Ils sont à Gaza, forcément. Fondé en 1971 à Paris par un journaliste, Raymond Borel avec l’idée de recruter des médecins pour venir en aide aux victimes des catastrophes naturelles ainsi que Xavier Emmanuelli et Bernard Kouchner, tous deux docteurs confrontés à la guerre civile et la famine au Biafra, l’ONG (organisation non gouvernementale) Médecins sans frontières a inventé l’humanitaire moderne: soigner et informer. Présente depuis vingt ans dans la bande de Gaza, MSF faisait, depuis les manifestations de 2018, essentiellement de la chirurgie réparatrice suite aux tirs israéliens sur les manifestants palestiniens. 40 000 morts et 92 000 blessés plus tard avec la guerre menée par l’armée israélienne depuis le 7 octobre 2023, 700 membres palestiniens et une trentaine de collaborateurs internationaux sont présents en cette fin août 2024 avec une « zone humanitaire » décrétée par Israël, qui ne représente plus que 42 kilomètres carrés, soit 11 % de la superficie totale de la bande de Gaza, ce qui n’y empêche pas les frappes de l’armée israélienne comme cette nuit du 9 septembre 2024. Camps de réfugiés, hôpitaux- selon l’OMS, seuls seize hôpitaux, sur les trente six existants dans la bande de Gaza seraient encore partiellement fonctionnels; dernière destruction en date, l’hôpital Al-Aqsa. « Avant l’ordre d’évacuation et les explosions, l’hôpital était tellement bondé que les patients devaient parfois être soignés à même le sol. Ils étaient partout, faisaient souvent la queue devant l’hôpital, cherchant désespérément des soins, explique le Dr Sohaib Safi qui y officiait.
Les humanitaires visés
Voilà qui oblige désormais MSF à établir des hôpitaux de campagne pour une médecine de guerre où les amputations s’enchainent et le tri effrayant entre qui tenter de sauver ou non. Gaza étant sous siège total, les habitants, y compris le personnel MSF, n’ont nulle part où aller pour échapper aux bombardements-six d’entre eux ont déjà perdu la vie. Alors pour les équipes internationales qui ont la chance de pouvoir sortir de Gaza, la durée des missions n’excède pas cinq semaines dans cet enfer quotidien décrit par un de ces membres: « Le char est arrivé et a ouvert le feu sur les voitures de MSF. Elles ont pris feu. J’étais à la clinique, le feu et la fumée ont envahi le bâtiment. Nous sommes restés là, cherchant une façon d’arrêter l’incendie. Nous avons transféré les enfants et les femmes par les portes arrière vers l’autre bâtiment, où MSF gère le service de réhabilitation. »
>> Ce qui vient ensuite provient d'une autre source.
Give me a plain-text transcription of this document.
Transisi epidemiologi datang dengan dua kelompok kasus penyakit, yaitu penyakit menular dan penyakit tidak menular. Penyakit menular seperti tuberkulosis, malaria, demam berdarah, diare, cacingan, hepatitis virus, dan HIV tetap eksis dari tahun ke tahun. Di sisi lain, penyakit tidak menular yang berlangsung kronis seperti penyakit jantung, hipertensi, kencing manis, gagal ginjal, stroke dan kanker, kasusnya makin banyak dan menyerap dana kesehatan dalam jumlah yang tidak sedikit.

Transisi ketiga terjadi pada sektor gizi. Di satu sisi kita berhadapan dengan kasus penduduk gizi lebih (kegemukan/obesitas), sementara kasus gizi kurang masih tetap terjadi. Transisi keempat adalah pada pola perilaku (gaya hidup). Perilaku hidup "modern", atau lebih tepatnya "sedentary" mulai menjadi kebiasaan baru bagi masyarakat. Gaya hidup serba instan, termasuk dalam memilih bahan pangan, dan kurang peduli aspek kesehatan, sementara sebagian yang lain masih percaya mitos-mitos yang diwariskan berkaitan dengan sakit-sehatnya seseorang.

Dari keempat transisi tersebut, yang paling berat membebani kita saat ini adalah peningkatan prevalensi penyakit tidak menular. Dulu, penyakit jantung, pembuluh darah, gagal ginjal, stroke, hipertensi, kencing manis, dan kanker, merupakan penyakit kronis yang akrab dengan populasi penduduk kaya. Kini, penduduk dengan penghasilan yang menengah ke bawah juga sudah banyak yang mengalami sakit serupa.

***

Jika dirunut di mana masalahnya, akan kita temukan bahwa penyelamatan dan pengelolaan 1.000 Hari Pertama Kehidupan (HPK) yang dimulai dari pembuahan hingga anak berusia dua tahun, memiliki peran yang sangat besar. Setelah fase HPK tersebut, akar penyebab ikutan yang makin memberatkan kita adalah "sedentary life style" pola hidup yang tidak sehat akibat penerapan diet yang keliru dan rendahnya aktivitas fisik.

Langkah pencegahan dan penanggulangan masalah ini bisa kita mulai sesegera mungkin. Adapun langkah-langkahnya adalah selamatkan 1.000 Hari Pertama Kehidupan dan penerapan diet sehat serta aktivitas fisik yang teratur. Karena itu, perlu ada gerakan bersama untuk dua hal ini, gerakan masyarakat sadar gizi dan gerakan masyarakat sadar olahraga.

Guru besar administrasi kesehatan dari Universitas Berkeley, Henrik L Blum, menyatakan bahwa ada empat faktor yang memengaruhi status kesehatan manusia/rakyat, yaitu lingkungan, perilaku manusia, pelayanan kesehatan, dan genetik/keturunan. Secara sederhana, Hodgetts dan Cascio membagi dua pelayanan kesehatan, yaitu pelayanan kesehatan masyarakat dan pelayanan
Des soins vitaux mais également des actions pour aider la population à survivre avec la distribution de plus de 600 000 litres d’eau potable par jour, obtenue grâce au processus de désalinisation dans plus de quarante points d’eau dont Rafah, à la frontière avec l’Egypte. Car, depuis 1980 avec la famine au Cambodge, MSF a appris à intervenir à tous les niveaux comme au Rwanda en 1994; en juillet, plus d’un million de réfugiés hutus avaient échoué dans les camps de Goma au Zaïre voisin. Là, ce n’était pas les machettes qui tuaient mais le choléra. Les corps s’empilaient les uns sur les autres tandis que les ONG du monde entier envoyaient des docteurs dans de puissants 4X4 avec l’argent de leurs donateurs. De son côté, MSF construisait des latrines. Moins glamour mais bien plus efficace. Question d’expérience et de pragmatisme pour cette ONG cinquantenaire à laquelle vous pouvez envoyer vos dons, les yeux fermés après les avoir ouvert sur les drames humains à travers le monde, du Soudan à Boulogne-sur-mer où douze réfugiés ont encore péri dans la Manche le 3 septembre dernier.